Likud Knesset member Anat Berko ruffled a few feathers and raised a few brows at the plenum on Wednesday when she called into question the veracity of the Palestinian claim to regional territory, by citing the absence of the “P” sound in the Arabic alphabet.

“As we’ve noted, the letter ‘P’ doesn’t even exist in Arabic, so the borrowed term (Palestine) is worth looking into,” Berko said from the podium during a discussion called by opposition parties on the status of the two-state solution. The lawmaker began to add that Israel did not deny the existence of “a Palestinian entity” alongside the Jewish state, and wished for peace with it, when a hubbub broke out among left-wing MKs.

“Did you hear that?” Meretz MK Tamar Zandberg cried out in astonishment, repeating Berko’s statements to her fellow lawmakers.

“Yes,” Berko answered her. “There’s no ‘P’.” She added in exaggerated pronunciation for emphasis: “‘Pah, pah, pah,’ there’s no ‘Pah.’ There’s ‘Fah.'”

MK Tamar Zandberg seen in the Israeli parliament on October 19, 2015. Photo by Miriam Alster/Flash90.

MK Tamar Zandberg seen in the Israeli parliament on October 19, 2015. (Flash90)

Zandberg shot back incredulously: “Are you an imbecile?”

As further voices of dissent were raised around her, Berko replied: “Those are the facts, I’ll send them to you. It’s fine.”

Several Arab lawmakers then left the hall in anger, while Zandberg laughed incredulously at Berko’s words.

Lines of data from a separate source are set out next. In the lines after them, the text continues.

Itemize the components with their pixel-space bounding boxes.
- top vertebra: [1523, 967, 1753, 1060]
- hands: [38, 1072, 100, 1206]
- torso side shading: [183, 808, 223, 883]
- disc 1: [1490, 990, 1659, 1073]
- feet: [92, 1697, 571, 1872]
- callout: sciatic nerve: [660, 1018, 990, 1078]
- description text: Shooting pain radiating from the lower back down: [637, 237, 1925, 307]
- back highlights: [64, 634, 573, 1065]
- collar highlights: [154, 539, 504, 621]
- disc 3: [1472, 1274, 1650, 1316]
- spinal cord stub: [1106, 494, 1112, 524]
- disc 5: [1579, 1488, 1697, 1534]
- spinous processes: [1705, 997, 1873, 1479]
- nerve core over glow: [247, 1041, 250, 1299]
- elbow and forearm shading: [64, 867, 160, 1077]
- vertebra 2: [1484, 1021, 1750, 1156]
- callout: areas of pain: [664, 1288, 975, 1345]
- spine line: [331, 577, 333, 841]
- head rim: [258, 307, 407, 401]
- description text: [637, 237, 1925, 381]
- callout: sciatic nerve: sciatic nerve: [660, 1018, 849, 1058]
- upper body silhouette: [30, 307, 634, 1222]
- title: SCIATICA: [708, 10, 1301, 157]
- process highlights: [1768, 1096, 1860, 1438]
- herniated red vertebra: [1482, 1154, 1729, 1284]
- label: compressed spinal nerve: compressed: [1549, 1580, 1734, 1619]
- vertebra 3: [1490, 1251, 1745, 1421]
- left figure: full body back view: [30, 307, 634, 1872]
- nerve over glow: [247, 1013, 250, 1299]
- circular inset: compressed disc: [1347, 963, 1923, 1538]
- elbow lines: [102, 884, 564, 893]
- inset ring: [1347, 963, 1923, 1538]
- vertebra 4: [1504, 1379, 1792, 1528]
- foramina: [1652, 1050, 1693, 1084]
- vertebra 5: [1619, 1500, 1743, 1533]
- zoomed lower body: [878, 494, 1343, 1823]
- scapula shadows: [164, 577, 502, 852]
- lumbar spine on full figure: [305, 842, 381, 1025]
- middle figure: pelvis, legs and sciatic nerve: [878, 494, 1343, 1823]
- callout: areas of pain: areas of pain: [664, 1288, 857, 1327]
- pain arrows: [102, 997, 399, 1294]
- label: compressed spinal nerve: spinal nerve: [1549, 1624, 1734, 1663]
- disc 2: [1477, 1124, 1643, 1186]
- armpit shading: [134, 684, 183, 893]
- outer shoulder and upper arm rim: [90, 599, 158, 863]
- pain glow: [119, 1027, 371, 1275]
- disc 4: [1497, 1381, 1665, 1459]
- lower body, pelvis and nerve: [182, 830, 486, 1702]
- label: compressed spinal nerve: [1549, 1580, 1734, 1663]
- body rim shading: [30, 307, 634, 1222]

Arabic indeed does not have an equivalent to the letter “P.” The “F” sound is denoted by the letter “Fa,” and “Palestine” is pronounced “Fah-lah-steen.”

While the absence of the letter “P” in the Arabic alphabet has been used as an occasional point of ridicule by those who oppose Palestinian self-determination, it is not generally considered a serious political argument.